Jean Prouvé est une figure de l'architecture1. Est-ce parce qu'il n'est pas de la corporation ? Il est ingénieur, et garde à quatre-vingts ans une fraîcheur de jugement, une disponibilité aimable qui le font citer comme référence par plusieurs générations de praticiens, des modernes aux « post », des conservateurs aux ex-gauchistes, par-delà les lisières barbelées des « écoles ». Le génie inventif de Prouvé, son humanisme, ont été récompensés aux Pays-Bas par le prix Érasme. En France, une exposition, un peu sommaire, présente actuellement son œuvre au Musée des arts décoratifs (« le Monde » du 10 février). Il est resté longtemps à l'écart des honneurs, des académies et des étiquettes. Mais Jean Prouvé, toujours modeste et fermé, n'a pas adouci la verdeur de ses propos à l'égard d'institutions dont il conteste l'utilité.

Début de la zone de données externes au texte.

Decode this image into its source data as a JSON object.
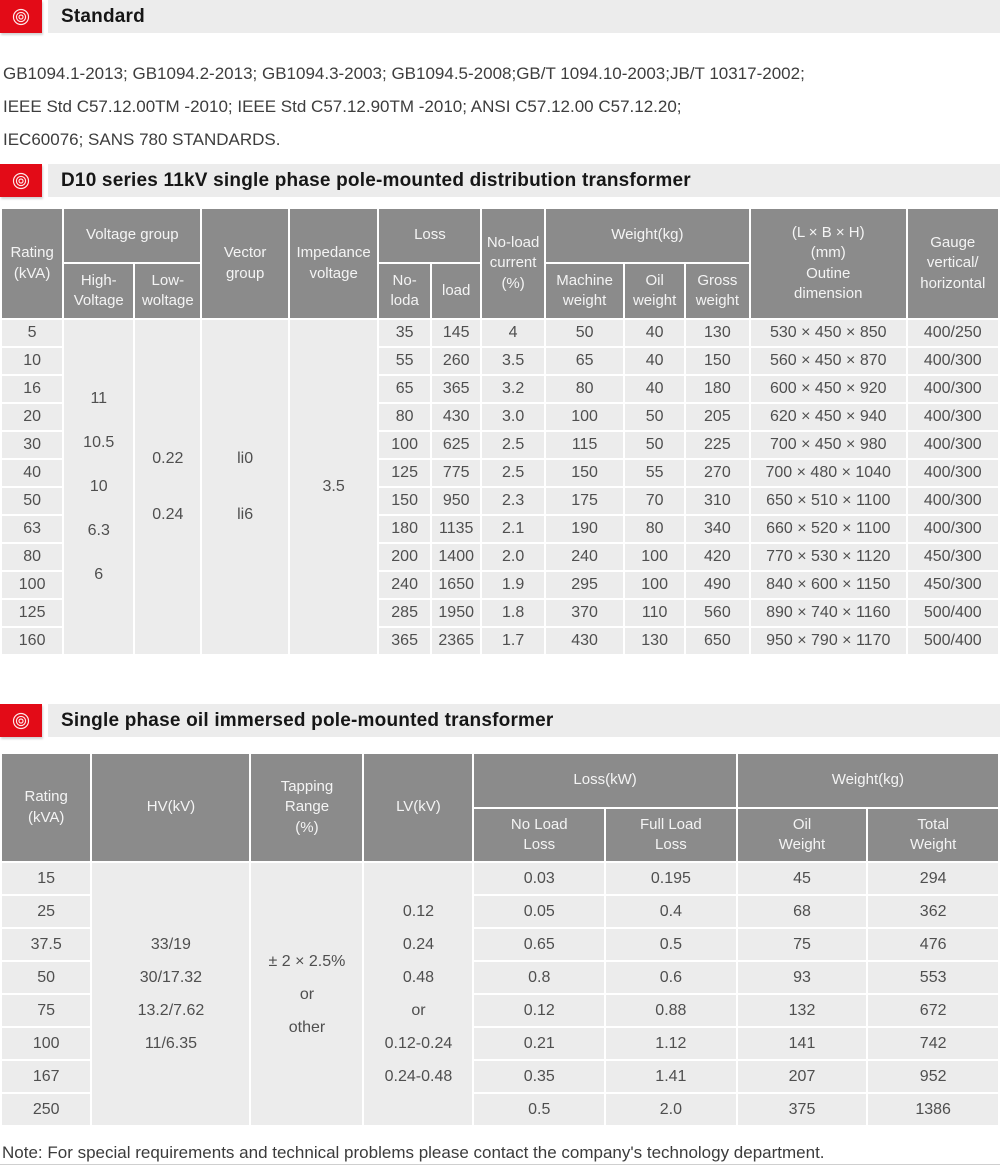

L'INSCRIPTION à l'ordre ? dit Jean Prouvé. Il y a longtemps que j'aurais pu le faire. Mais j'ai des idées très arrêtées. Quand on me l'a proposé, c'était bien tard, et je ne vois pas pourquoi les architectes ont besoin d'une loi pour faire de l'architecture, ou d'un ordre pour se défendre corporativement. Je ne l'ai jamais caché. Ce n'est pas à la fin de ma vie que je vais changer d'avis. Ce serait de l'opportunisme. J'ai été outré des barrages que l'on dressait devant moi. L'inconvénient, c'est que je ne peux pas prendre un chantier en mon nom propre...

- Votre cheminement personnel est très particulier...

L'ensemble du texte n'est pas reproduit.